I am so thankful for this article!!
I just quit my 20 year gig teaching in the public school system so I can homeschool our two kids. Before we even began homeschooling, I thought, I will send them to jr. high. Um, no. WHAT was I thinking?! HA ha!
Then I thought, well, if they want to go to a private or public high school when the time arrives, they can. Reading about your daughter was a true encouragement for this momma’s heart!!
Really inspiring story, thank you for sharing!
My son decide to take 3 classes at the Junior High this year for the first time, 8th grade. He decided on choir, Spanish and a new competition theater class. After about 2 weeks he was constantly complaining about all of the writing and testing work they were doing in the theater class.
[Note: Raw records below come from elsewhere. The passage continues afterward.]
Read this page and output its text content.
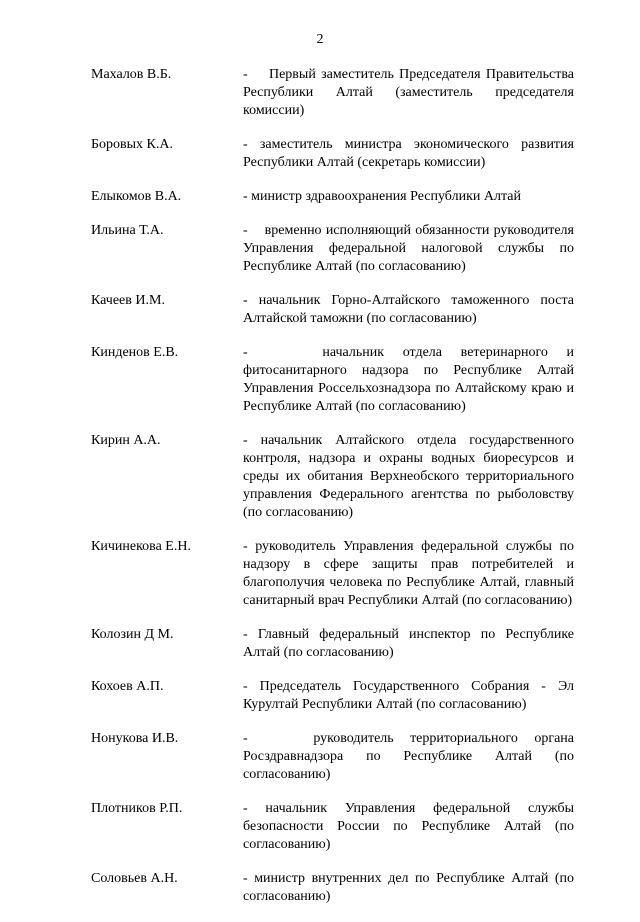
2
Махалов В.Б.	-    Первый заместитель Председателя Правительства Республики Алтай (заместитель председателя комиссии)
Боровых К.А.	- заместитель министра экономического развития Республики Алтай (секретарь комиссии)
Елыкомов В.А.	- министр здравоохранения Республики Алтай
Ильина Т.А.	-    временно исполняющий обязанности руководителя Управления федеральной налоговой службы по Республике Алтай (по согласованию)
Качеев И.М.	- начальник Горно-Алтайского таможенного поста Алтайской таможни (по согласованию)
Кинденов Е.В.	-    начальник отдела ветеринарного и фитосанитарного надзора по Республике Алтай Управления Россельхознадзора по Алтайскому краю и Республике Алтай (по согласованию)
Кирин А.А.	- начальник Алтайского отдела государственного контроля, надзора и охраны водных биоресурсов и среды их обитания Верхнеобского территориального управления Федерального агентства по рыболовству (по согласованию)
Кичинекова Е.Н.	- руководитель Управления федеральной службы по надзору в сфере защиты прав потребителей и благополучия человека по Республике Алтай, главный санитарный врач Республики Алтай (по согласованию)
Колозин Д М.	- Главный федеральный инспектор по Республике Алтай (по согласованию)
Кохоев А.П.	- Председатель Государственного Собрания - Эл Курултай Республики Алтай (по согласованию)
Нонукова И.В.	-    руководитель территориального органа Росздравнадзора по Республике Алтай (по согласованию)
Плотников Р.П.	- начальник Управления федеральной службы безопасности России по Республике Алтай (по согласованию)
Соловьев А.Н.	- министр внутренних дел по Республике Алтай (по согласованию)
Just like your daughter, he was interested in the hands on part, not the writing/academic part, which he also struggles with. After talking a lot with the teacher , who was very supportive, we let him drop that class and are so happy we did.
Last week, that same teacher came and found him in his choir class, gave him the audition packet for the Junior High musical and encouraged him to try out. He was really excited about it, tried out for a solo role and made it! My husband was really worried that letting him quit the class would be a negative thing, you know, not pushing through a hard thing. But I think if we had forced him to stay in the theatre class he would not have had the same enthusiasm and energy to try out for the musical. He would have been bogged down and worn out by all the “academics” and the fun would have been sucked out of it. Yeah for you for recognizing that in your own child and supporting her decision!